Single by Johnny Moore's Three Blazers
- A-side: "Lost in the Night"
- Released: November 1947
- Genre: Rhythm and blues
- Length: 2:42
- Label: Exclusive
- Songwriters: Lou Baxter, Johnny Moore

Official audio
- "Merry Christmas Baby" on YouTube

= Merry Christmas Baby =

Christmas song written by Lou Baxter and Johnny Moore

"Merry Christmas Baby" is an R&B Christmas standard credited to Lou Baxter and Johnny Moore. In 1947, Johnny Moore's Three Blazers recorded the tune, featuring vocals and piano by Charles Brown.
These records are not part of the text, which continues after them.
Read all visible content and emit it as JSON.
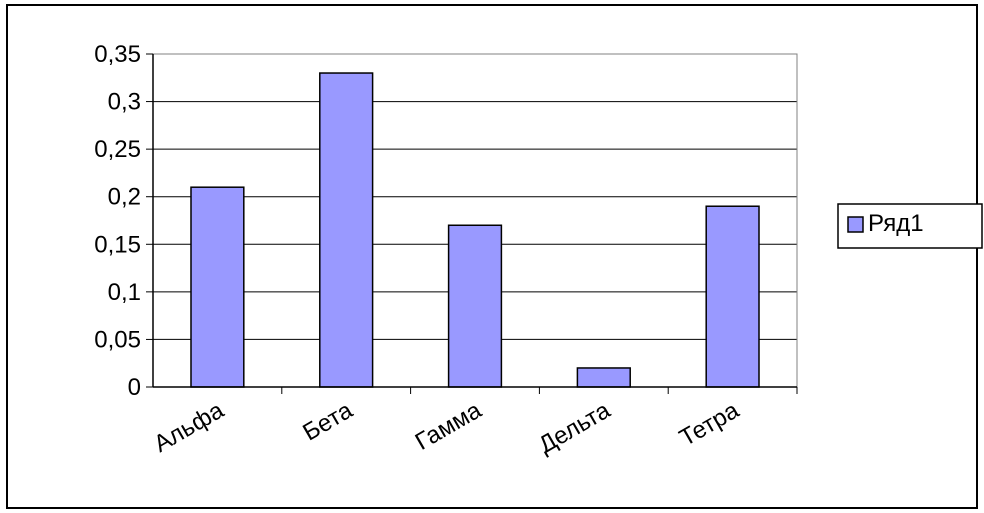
{
  "chart_data": {
    "type": "bar",
    "title": "",
    "xlabel": "",
    "ylabel": "",
    "categories": [
      "Альфа",
      "Бета",
      "Гамма",
      "Дельта",
      "Тетра"
    ],
    "series": [
      {
        "name": "Ряд1",
        "values": [
          0.21,
          0.33,
          0.17,
          0.02,
          0.19
        ],
        "color": "#9999ff"
      }
    ],
    "ylim": [
      0,
      0.35
    ],
    "yticks": [
      0,
      0.05,
      0.1,
      0.15,
      0.2,
      0.25,
      0.3,
      0.35
    ],
    "ytick_labels": [
      "0",
      "0,05",
      "0,1",
      "0,15",
      "0,2",
      "0,25",
      "0,3",
      "0,35"
    ],
    "grid": true,
    "legend_position": "right"
  },
  "colors": {
    "plot_background": "#ffffff",
    "bar_fill": "#9999ff",
    "axis": "#000000",
    "gridline": "#000000"
  }
}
Subsequently, many performers have recorded renditions of the song, including Chuck Berry, James Brown, Ike & Tina Turner, Otis Redding, B.B. King, Elvis Presley, Bruce Springsteen, Hanson, Christina Aguilera, and Melissa Etheridge.

== Background ==

Charles Brown tells the story of the song this way:

Leon René had Exclusive Records. They needed a song; Bing Crosby had "White Christmas". Lou Baxter, who was a songwriter and used to hang around Johnny Moore and the Blazers, said "Charles, I want you to do one of my songs because I need money." He had to have an operation on his throat, he had throat cancer. If we did one of his numbers they would give him a $500 advance. So I looked in the satchel, I took the satchel (of songs) home that night and I looked in there, I looked at all them things, and it didn’t impress me. I saw "Merry Christmas Blues", but the idea struck me. I said this would be a good idea, but it wasn't like what he had written. I wrote the title "Merry Christmas Baby", and I wrote the words, how I was going to sing it, and I mapped it out, played the piano, and I presented it to Johnny Moore. We didn't know it was going to be a great big hit, but I thought it was unique. Leon Rene said put the celeste on it. I had never played one. He said it's just like the piano, put it on the side of the piano. 'Cause they didn't have all these synthesizers. He said just play it (on the intro) like you play the piano then get back to the piano. Exclusive never paid copyrights. Hollywood Records took over, lawyers for creditors said artists would get their money, but it never happened. Don Pierce [Hollywood Records] never paid a nickel. Charles lost his letter. When Exclusive Records was sold, the artists/creditors got nothing. Leon Rene promised the artists the money would come. Never happened.

And Johnny Moore did the deal with Lou Baxter and put his own name on it as well, apparently.

Johnny Moore's Three Blazers was one of the hottest blues attractions on the West Coast when their recording of "Merry Christmas Baby" reached number three on Billboard's R&B Juke Box chart during the Christmas season of 1947. Moore, a guitarist, was accompanied by Brown, bassist Eddie Williams and guitarist Oscar Moore (Johnny's brother, then a member of the King Cole Trio).

Brown went on to record many versions of the song throughout his career for various labels, including a popular version in 1956, originally released by Aladdin Records.

==Renditions==
Rock & roll musician Chuck Berry recorded a version of "Merry Christmas Baby". In 1958, Chess Records released it as a single from the album St. Louis to Liverpool, which reached number 71 on the Billboard Hot 100.

R&B duo Ike and Tina Turner recorded a rendition that was released as a single on Warner Bros Records in 1964.

In 1971, rock & roll musician Elvis Presley recorded a blues version for his album Elvis Sings The Wonderful World of Christmas as well as a single. It was recorded as an 8-minute version but was whittled down to 5:44 on the album.

Bruce Springsteen and the E Street Band have been known to cover the song throughout the years and their live version was featured on the 1987 A Very Special Christmas album.